背景には一連の“流山プロジェクト”で建設した3棟がいずれも完成前ないし完成直後に満床となったことがあるようだ。「GLP流山Ⅱ」は楽天の1棟借り、「GLP流山Ⅲ」は日本ロジステック(東京・神田)など2社が入居、また一部空室があった「GLPⅠ」もテナントが内定。事実上は全て満床稼働で現在は“売り止め”状態であることを明らかにした。

同プロジェクトには総額約590億円の巨額投資を行ったが、これを踏まえ「3棟連続というスケールの大きい開発ができた流山にはますますのポテンシャルを感じている」と言及。さらに同社が物流不動産デベロッパーとして不動の地位を築くきっかけとなった埼玉・三郷エリアと比べても「それ以上の可能性がある。流山は次世代の三郷になるだろう」と今プロジェクトの成功でさらに自信を深めたようだ。

足元のマーケット動向については引き続き需給バランスは逼迫していると指摘。これを裏付けるものとして流山プロジェクトの満床稼働、昨年における同社のリース契約実績が約170万平方メートルと過去最大規模だった点を例に挙げる。

「10年前はマーケット全体で170万平方メートルだったが、今では当社1社でこのレベルに到達している。それでも市場シェアは25%前後と考えれば、まだまだ旺盛な需要に供給が追い付いていないのが実感」と分析する。

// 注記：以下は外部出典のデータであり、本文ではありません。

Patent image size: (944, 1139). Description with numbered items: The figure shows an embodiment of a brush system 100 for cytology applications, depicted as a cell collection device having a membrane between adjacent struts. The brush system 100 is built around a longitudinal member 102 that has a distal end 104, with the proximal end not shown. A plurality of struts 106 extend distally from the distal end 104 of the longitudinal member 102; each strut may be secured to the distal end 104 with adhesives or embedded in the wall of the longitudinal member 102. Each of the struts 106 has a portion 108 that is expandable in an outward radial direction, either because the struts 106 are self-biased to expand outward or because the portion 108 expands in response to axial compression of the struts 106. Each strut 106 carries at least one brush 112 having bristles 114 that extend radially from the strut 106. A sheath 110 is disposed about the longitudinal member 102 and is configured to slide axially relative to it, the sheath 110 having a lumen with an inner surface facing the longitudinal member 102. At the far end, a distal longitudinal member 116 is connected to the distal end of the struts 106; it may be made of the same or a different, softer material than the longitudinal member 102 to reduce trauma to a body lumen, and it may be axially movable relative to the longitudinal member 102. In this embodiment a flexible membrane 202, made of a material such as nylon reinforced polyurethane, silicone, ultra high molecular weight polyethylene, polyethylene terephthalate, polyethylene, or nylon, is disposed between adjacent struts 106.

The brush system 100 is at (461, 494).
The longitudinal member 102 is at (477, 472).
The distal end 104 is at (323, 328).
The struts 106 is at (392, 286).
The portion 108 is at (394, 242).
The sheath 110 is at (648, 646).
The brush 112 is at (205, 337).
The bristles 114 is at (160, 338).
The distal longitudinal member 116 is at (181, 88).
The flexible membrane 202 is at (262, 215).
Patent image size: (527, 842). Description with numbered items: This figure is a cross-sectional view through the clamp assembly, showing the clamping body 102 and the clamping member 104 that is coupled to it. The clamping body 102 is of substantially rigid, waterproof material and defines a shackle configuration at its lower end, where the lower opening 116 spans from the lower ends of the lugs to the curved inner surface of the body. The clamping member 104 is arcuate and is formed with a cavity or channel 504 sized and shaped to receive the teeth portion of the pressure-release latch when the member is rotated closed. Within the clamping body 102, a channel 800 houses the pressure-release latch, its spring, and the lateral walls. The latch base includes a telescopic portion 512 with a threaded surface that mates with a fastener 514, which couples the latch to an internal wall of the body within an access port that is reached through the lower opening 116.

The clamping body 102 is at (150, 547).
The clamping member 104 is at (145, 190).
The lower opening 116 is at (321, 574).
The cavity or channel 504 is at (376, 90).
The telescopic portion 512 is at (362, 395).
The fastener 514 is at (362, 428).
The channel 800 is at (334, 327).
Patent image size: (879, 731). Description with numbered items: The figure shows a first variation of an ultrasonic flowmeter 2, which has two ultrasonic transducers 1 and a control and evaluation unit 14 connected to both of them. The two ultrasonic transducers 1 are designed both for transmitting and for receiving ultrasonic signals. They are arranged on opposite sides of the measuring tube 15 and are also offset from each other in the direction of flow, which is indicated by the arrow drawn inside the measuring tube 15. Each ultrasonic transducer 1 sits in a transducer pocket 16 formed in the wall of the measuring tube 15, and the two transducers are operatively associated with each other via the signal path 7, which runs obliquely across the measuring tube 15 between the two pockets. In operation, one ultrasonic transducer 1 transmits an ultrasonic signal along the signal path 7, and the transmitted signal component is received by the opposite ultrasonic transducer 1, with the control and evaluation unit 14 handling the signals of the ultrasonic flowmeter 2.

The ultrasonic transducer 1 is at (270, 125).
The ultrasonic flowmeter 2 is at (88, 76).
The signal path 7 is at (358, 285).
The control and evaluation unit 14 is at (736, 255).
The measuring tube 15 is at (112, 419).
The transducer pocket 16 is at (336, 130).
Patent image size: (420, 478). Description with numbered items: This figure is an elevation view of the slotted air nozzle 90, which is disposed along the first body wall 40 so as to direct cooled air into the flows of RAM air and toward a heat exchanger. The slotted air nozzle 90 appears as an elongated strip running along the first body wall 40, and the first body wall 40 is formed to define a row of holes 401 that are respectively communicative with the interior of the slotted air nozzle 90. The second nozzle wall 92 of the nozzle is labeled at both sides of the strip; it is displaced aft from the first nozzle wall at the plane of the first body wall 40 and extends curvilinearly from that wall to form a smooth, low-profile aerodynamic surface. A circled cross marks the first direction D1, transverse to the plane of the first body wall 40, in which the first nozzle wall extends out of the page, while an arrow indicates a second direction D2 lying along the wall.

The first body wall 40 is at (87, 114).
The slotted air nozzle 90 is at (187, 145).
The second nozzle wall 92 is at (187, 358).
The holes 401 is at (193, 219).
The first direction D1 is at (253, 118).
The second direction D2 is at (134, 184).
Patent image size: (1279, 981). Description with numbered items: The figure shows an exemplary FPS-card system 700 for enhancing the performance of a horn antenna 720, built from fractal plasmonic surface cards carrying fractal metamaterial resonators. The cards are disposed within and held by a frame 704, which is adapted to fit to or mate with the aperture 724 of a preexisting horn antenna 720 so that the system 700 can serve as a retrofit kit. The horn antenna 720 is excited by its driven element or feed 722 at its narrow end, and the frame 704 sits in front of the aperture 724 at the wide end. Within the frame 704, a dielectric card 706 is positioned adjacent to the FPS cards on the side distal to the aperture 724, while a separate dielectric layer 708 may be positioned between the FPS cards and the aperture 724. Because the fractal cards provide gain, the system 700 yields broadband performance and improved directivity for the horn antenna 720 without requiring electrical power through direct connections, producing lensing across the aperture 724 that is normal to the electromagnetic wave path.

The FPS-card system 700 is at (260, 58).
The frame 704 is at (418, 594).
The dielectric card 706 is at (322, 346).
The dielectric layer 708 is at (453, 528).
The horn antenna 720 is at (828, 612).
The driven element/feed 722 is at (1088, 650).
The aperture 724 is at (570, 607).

その上で「昨年の当社完成物件(約70万平方メートル)で7棟のうち6棟は完成前、また着工や開発を発表している3棟については起工式前にそれぞれ満床となっている。こうした状況から見ても需給バランスは非常にタイト」と供給過多への懸念は感じられない。

また「GLP流山Ⅲ」ではマルチ型物流施設としては画期的な生産加工、流通加工といった新たな機能を実装させた。「複合機能型のニーズはとても高まっている。従来の保管だけではなく多様なサービスを提供する点で“進化系物流施設”といってもいいだろう。今後も力を入れてやっていきたい」と意欲を見せた。